活動電位が見えたら、圧力ラインを閉じます。必要な記録がすべて完了したら、水槽の水をMS 2 22で1リットルあたり100ミリグラムの呼吸溶液に戻し、魚が完全に麻酔されていることを確認します。魚を安楽死させる前に、少なくとも10分間EODCが検出されることはありません。

ここでは、0.1ミリ秒の6ミリボルト/センチメートルの単相対側の正の横方方パルス刺激によって誘発される活動電位を示す5つのサンプルトレースを示し、また、6ミリボルト/センチメートルの刺激で時間ゼロで刺激された同じユニットの75ミリ秒の記録ウィンドウの20回の繰り返し中のスパイク時間を示すラスタープロットを示します。デュレーションの範囲は右側にリストされています。
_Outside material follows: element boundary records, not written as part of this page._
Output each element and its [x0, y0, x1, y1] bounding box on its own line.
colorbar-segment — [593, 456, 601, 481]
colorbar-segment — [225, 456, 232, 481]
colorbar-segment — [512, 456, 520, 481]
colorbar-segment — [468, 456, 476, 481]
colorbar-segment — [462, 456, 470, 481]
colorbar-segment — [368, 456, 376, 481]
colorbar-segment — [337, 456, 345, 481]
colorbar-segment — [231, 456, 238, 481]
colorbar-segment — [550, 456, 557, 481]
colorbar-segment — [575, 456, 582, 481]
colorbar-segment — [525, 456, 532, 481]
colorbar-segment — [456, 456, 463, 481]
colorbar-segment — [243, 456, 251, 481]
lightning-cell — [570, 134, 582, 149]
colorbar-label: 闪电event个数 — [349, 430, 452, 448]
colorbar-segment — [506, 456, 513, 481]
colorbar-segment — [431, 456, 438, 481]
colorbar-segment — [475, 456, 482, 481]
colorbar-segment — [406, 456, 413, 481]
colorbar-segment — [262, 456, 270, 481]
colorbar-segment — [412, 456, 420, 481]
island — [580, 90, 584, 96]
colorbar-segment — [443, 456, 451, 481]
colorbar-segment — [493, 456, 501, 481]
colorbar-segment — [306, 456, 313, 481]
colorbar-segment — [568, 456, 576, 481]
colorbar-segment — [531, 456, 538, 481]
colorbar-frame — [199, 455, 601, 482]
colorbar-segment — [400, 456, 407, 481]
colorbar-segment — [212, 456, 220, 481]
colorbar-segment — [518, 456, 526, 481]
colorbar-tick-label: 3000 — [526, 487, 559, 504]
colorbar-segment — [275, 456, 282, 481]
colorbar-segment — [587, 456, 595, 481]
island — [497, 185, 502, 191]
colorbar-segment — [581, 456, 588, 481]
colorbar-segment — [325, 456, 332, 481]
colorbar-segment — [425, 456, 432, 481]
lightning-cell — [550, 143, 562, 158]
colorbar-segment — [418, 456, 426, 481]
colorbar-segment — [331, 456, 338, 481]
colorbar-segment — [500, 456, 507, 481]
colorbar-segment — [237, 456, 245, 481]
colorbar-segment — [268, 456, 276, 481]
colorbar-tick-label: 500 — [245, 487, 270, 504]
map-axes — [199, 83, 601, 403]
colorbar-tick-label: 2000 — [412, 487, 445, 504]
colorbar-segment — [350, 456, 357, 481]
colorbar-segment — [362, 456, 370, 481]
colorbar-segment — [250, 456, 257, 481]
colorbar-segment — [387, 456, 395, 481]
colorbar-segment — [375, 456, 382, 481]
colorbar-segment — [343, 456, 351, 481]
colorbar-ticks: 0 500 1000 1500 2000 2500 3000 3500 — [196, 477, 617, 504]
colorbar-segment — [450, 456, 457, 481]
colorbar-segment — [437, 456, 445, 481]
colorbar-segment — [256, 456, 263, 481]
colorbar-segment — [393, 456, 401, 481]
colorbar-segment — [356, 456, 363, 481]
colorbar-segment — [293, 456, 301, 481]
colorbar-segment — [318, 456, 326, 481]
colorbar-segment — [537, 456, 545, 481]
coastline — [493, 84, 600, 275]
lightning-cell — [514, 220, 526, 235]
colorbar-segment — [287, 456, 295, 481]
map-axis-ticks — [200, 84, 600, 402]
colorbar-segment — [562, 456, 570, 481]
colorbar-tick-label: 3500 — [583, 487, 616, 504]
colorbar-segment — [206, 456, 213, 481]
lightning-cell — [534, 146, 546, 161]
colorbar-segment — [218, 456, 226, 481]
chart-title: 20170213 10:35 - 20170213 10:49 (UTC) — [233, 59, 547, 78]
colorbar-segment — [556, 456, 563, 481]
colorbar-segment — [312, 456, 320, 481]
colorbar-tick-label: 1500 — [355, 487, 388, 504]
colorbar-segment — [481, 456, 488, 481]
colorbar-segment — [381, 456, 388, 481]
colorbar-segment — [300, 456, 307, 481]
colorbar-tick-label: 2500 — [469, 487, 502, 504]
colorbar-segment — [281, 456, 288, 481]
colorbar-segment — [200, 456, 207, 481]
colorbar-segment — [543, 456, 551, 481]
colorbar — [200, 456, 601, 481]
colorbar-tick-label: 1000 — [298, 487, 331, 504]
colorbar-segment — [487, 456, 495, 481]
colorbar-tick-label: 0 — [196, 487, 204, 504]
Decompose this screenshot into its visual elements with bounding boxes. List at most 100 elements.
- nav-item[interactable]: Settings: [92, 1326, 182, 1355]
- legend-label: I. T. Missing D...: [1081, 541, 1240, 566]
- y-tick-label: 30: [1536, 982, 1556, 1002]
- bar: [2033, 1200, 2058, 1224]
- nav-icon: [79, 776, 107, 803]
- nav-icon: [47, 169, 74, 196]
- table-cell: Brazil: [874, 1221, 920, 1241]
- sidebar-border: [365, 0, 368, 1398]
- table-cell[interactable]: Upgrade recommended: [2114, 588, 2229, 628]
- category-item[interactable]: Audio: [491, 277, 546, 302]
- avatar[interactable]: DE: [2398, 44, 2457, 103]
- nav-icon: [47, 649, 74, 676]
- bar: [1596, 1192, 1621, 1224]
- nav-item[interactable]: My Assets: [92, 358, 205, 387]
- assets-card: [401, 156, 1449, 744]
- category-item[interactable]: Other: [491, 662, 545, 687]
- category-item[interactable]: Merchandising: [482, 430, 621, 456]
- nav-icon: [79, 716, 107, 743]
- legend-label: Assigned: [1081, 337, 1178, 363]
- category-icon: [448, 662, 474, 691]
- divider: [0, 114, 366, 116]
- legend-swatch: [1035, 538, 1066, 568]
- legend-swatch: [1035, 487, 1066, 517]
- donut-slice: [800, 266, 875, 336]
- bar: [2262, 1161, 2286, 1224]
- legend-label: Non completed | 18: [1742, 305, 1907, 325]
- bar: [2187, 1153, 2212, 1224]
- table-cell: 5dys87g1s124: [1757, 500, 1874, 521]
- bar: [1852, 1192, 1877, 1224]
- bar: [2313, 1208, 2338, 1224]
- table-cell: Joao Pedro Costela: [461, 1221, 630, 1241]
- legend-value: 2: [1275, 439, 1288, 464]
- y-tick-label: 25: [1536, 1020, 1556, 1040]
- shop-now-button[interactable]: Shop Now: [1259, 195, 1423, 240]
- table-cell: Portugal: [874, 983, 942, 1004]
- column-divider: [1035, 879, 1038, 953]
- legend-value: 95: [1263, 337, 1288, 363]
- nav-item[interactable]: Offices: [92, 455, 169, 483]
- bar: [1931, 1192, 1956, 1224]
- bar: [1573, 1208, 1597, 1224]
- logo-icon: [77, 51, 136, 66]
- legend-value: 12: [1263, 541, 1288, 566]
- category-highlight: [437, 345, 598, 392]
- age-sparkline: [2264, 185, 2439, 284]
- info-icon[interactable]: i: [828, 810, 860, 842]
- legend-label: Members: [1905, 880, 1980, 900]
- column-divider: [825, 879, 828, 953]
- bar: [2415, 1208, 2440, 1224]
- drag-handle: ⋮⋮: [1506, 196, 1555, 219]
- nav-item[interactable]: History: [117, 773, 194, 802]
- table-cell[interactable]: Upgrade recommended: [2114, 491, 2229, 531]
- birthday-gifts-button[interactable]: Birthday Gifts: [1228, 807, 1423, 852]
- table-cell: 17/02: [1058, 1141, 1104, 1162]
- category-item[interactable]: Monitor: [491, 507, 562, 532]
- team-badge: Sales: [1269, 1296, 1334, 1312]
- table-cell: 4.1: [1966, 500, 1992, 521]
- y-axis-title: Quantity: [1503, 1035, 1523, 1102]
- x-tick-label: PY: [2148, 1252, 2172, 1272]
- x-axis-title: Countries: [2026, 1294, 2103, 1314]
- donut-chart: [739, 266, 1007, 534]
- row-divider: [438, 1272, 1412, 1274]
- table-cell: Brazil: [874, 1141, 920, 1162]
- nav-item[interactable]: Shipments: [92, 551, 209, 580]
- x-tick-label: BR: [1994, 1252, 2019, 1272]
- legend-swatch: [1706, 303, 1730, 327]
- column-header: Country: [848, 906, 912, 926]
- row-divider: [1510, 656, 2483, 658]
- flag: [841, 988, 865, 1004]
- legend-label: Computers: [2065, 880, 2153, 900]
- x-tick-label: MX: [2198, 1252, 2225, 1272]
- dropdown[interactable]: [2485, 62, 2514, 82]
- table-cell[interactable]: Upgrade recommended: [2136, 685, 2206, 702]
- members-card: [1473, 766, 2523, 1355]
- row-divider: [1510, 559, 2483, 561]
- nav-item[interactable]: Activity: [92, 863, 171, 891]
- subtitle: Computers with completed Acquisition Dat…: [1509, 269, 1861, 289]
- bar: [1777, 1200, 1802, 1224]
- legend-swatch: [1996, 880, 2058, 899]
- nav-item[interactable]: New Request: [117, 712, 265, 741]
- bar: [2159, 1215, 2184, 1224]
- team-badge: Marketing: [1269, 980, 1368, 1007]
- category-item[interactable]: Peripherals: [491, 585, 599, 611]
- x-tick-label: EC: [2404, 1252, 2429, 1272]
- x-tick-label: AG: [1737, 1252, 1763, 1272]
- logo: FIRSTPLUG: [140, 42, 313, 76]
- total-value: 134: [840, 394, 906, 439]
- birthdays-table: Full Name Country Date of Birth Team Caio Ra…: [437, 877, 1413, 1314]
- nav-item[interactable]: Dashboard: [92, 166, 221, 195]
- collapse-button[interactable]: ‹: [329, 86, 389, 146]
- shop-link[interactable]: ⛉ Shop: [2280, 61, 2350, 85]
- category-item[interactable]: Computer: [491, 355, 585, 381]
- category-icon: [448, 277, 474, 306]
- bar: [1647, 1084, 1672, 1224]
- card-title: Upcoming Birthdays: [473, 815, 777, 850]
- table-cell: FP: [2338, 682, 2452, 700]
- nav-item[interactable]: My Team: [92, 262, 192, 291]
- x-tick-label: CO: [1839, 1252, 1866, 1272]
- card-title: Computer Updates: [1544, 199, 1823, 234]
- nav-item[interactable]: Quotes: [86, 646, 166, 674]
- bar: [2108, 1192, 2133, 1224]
ここに示されているのは、刺激の繰り返しごとに応答をスパイクとして定量化する刺激持続時間調整曲線です。

この技術で示されている手術や色素注入は、一度習得すれば1時間で行うことができ、色素注入の2〜3時間後に録音を開始することができます。この手順を試みるときは、この手順に従って実験動物の健康状態を注意深く監視することを覚えておくことが重要です。2光子イメージングのような他の方法は、さらに深い脳構造のニューロンから記録するために実行できます。

このビデオを見れば、特定されたニューロン集団からの単一ユニット応答をラベル付けして記録する方法について十分に理解できるはずです。